Thomas Manns Tonio Kröger: Ein Mensch wie du und ich?

Pro:

faszinierende und spannende Geschichte, leicht zu lesen

Kontra:

nichts

Empfehlung:

Ja

Darf ich vorstellen? Tonio Kröger! Lasst euch einfach mal mitnehmen auf eine kleine Reise, die die gesamte Entwicklung von einem kleinen Jungen voller Widersprüche bis hin zu einem erwachsenen Mann, der endlich seine Identität gefunden hat, zeigt.
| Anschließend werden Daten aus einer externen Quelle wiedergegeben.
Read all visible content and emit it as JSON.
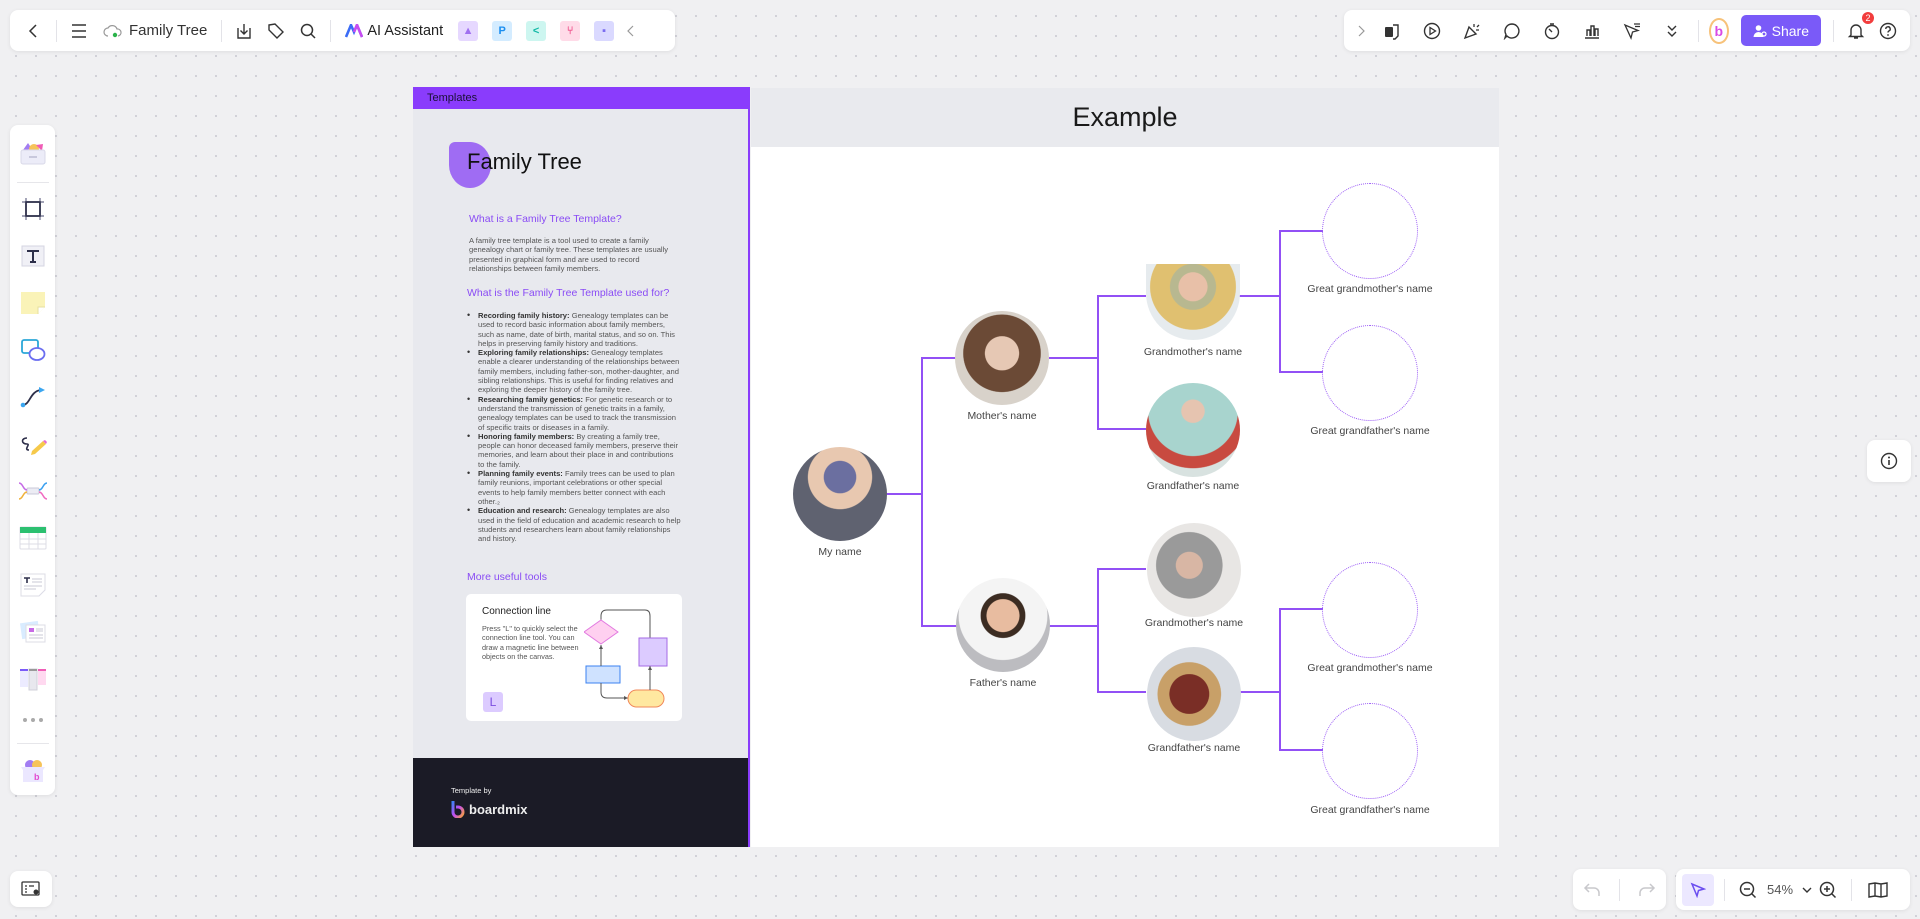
{
  "toolbar_left": {
    "back_icon": "chevron-left-icon",
    "menu_icon": "hamburger-icon",
    "doc_title": "Family Tree",
    "cloud_icon": "cloud-saved-icon",
    "download_icon": "download-icon",
    "tag_icon": "tag-icon",
    "search_icon": "search-icon",
    "ai_label": "AI Assistant",
    "plugins": [
      "image-gen",
      "P",
      "mindmap",
      "flow",
      "chat"
    ],
    "collapse_icon": "chevron-left-icon"
  },
  "toolbar_right": {
    "expand_icon": "chevron-right-icon",
    "tools": [
      "template",
      "present",
      "celebrate",
      "comment",
      "timer",
      "chart",
      "laser-pointer",
      "more"
    ],
    "share_label": "Share",
    "notification_count": "2",
    "help_icon": "help-icon"
  },
  "tool_dock": {
    "items": [
      "Templates",
      "Frame",
      "Text",
      "Sticky note",
      "Shape",
      "Connector",
      "Pen",
      "Mind map",
      "Table",
      "Document",
      "Card",
      "Kanban",
      "More",
      "Boardmix apps"
    ]
  },
  "template": {
    "header": "Templates",
    "title": "Family Tree",
    "h1": "What is a Family Tree Template?",
    "p1": "A family tree template is a tool used to create a family genealogy chart or family tree. These templates are usually presented in graphical form and are used to record relationships between family members.",
    "h2": "What is the Family Tree Template used for?",
    "uses": [
      {
        "title": "Recording family history:",
        "text": " Genealogy templates can be used to record basic information about family members, such as name, date of birth, marital status, and so on. This helps in preserving family history and traditions."
      },
      {
        "title": "Exploring family relationships:",
        "text": " Genealogy templates enable a clearer understanding of the relationships between family members, including father-son, mother-daughter, and sibling relationships. This is useful for finding relatives and exploring the deeper history of the family tree."
      },
      {
        "title": "Researching family genetics:",
        "text": " For genetic research or to understand the transmission of genetic traits in a family, genealogy templates can be used to track the transmission of specific traits or diseases in a family."
      },
      {
        "title": "Honoring family members:",
        "text": " By creating a family tree, people can honor deceased family members, preserve their memories, and learn about their place in and contributions to the family."
      },
      {
        "title": "Planning family events:",
        "text": " Family trees can be used to plan family reunions, important celebrations or other special events to help family members better connect with each other.₂"
      },
      {
        "title": "Education and research:",
        "text": " Genealogy templates are also used in the field of education and academic research to help students and researchers learn about family relationships and history."
      }
    ],
    "h3": "More useful tools",
    "tool_card": {
      "title": "Connection line",
      "desc": "Press \"L\" to quickly select the connection line tool. You can draw a magnetic line between objects on the canvas.",
      "key": "L"
    },
    "footer_by": "Template by",
    "footer_brand": "boardmix"
  },
  "example": {
    "title": "Example",
    "me": "My name",
    "mother": "Mother's name",
    "father": "Father's name",
    "maternal_grandmother": "Grandmother's name",
    "maternal_grandfather": "Grandfather's name",
    "paternal_grandmother": "Grandmother's name",
    "paternal_grandfather": "Grandfather's name",
    "great_grandmother_1": "Great grandmother's name",
    "great_grandfather_1": "Great grandfather's name",
    "great_grandmother_2": "Great grandmother's name",
    "great_grandfather_2": "Great grandfather's name"
  },
  "bottom": {
    "zoom_level": "54%"
  },
  "colors": {
    "accent": "#8a3cfc",
    "share": "#7a5af8",
    "connector": "#9250f5"
  }
}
Aber wer ist er nun, dieser ominöse Tonio Kröger? Nun, zunächst einmal ein Mensch, dessen „tiefste und verstohlenste Liebe den Blonden und Blauäugigen, den hellen Lebendigen, den Glücklichen, Liebenswürdigen und Gewöhnlichen gehört.“

Warum? Vielleicht deshalb, weil er nie zu eben diesen gehören wird. Er ist brünett und hat braune Augen, interessiert sich mehr für Kunst und Literatur als für Sport und Reiten, ist eigentlich sein ganzes Leben hindurch nie richtig glücklich (zumindest nicht so, wie wir es heutzutage verstehen) und sicherlich auch nicht gewöhnlich.
Er ist ein Außenseiter. Ein „Mischlingskind“. Sein Vater: Der strenge Konsul Kröger, stets mit einer Feldblume im Knopfloch; seine Mutter: die feurige Consuelo, die Musik und Kunst liebt. Aber nicht nur äußerlich zeigt sich dieser Gegensatz von Verstand + Bürgertum (Vater) und Gefühl (Mutter), sondern vor allem in seinem Inneren.
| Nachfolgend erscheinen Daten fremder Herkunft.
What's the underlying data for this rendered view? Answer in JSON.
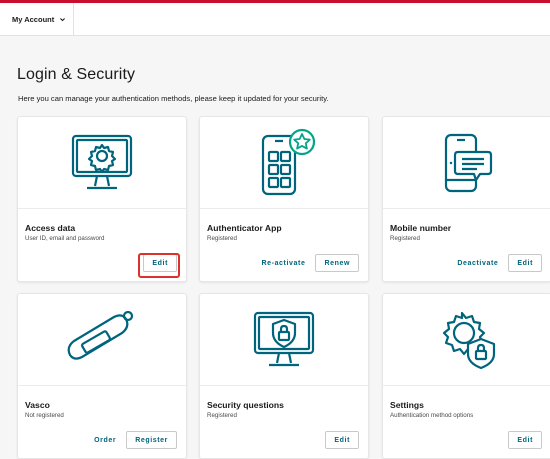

Obwohl er in seinen Kinderjahren viel Spott und Hohn wegen seiner Gedichte und seiner großen Blamage in einer Tanzstunde erfahren hatte, war er dennoch glücklich, „denn damals lebte sein Herz“. War er als 14-jähriger in den blonden und blauäugigen Hans Hansen – den beliebten und lebendigen Klassenprimus – verliebt, so war es zwei Jahre später die wiederum blonde und blauäugige Ingeborg Holm, die sein Herz eroberte. Und „obgleich er genau wusste, dass die Liebe ihm viel Schmerz, Drangsal und Demütigung bringen müsse, [...], so nahm er sie doch mit Freuden auf, [...], denn er wusste, dass sie reich und lebendig mache.“
Nach dem Tod seiner Großmutter einige Jahre später verlässt er seine Heimatstadt gen Süden und feiert dort erste Erfolge als Schriftsteller, aber „sein Herz war tot und ohne Liebe“. An dieser Phrase lässt sich nun Tonios Auffassung von Künstlertum erkennen, die in einem Gespräch mit der Künstlerin Lisaweta Iwanowna (er ist nun etwas über 30 Jahre alt) noch verdeutlicht wird: „Es ist aus mit dem Künstler, sobald er Mensch wird und zu empfinden beginnt.“ Für ihn ist die Literatur nur noch ein Fluch und ein Künstler darf seiner Meinung nach weder empfinden noch sonst irgendetwas Menschliches an sich haben. Aber Lisaweta erkennt damals schon das ganze Problem Tonios und nennt ihn einen „Bürger auf Irrwegen“.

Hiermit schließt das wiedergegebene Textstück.